Thursday, March 25, 2010

A Million Minds

There have been songs written about a million miles but I like this million minds campaign by Time Warner.

WHIZ-TV Zanesville, OH (3/24, Kensicki) reported, "Time Warner Cable is kicking off their Connecting One Million Minds Program to promote learning today at their Zanesville call center." Manager of Community Partnerships Elizabeth Boyuk noted,
"Eighty-four percent of kids would rather take out the garbage, clean their room or go to the dentist than learn science or math. We're trying to encourage the problem solvers of tomorrow." Boyuk added that "the curriculum is designed for middle schoolers and focuses on the science of cable." The company has pledged to support the program for five years, in which time it hopes to connect one million children to STEM fields.

The Lincoln (NE) Journal Star (3/24, Reist) reported that a group of middle schoolers in Lincoln learned a lesson in STEM from Time Warner Cable employees earlier this week as part of the company's Connect a Million Minds Campaign, which will also "include public education announcements, online resources and grants to support local nonprofit groups," among other initiatives. "A Web site -- -- includes a link at which people can pledge to connect young people to those industries, then display pictures and descriptions of their efforts.

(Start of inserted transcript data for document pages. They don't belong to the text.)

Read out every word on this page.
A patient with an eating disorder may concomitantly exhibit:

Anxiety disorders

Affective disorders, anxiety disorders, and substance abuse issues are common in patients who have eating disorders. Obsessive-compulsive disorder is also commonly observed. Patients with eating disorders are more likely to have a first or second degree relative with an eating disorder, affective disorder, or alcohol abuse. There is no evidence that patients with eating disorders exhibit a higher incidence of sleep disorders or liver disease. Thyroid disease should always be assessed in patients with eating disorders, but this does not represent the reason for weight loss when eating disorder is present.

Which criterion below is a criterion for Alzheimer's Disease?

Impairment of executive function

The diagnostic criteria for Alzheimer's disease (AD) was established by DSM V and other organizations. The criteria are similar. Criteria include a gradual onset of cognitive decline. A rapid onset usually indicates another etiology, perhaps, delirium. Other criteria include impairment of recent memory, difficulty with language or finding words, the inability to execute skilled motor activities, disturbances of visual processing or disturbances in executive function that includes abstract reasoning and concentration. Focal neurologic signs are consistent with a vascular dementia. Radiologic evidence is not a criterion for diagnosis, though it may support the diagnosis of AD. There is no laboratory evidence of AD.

It also includes 'The Connectory,' a resource through which parents and students can find science and technology learning opportunities by ZIP code." During the Lincoln event, students used Q-tips, a bucket and a straw to gain a better understanding of how satellite signals and reception work. "
What's wrong with these kids? I would rather build a crystal set than take out the garbage! Are we that lazy today?
Every little bit helps thanks to programs like this and we all need to be dedicated to bringing up our children right. That includes a good education.
I remember my own picture of this shot of the Huntsville Alabama stop on the Interstate south.
Thanks Mrs. Alexander and all of my wonderful teachers.
I know two master teachers and they are really, really good. I hope you two read this and take some pride in your accomplishment. The value of a good teacher is immeasurable, isn't it? The good ones are so humble, they are difficult to honor.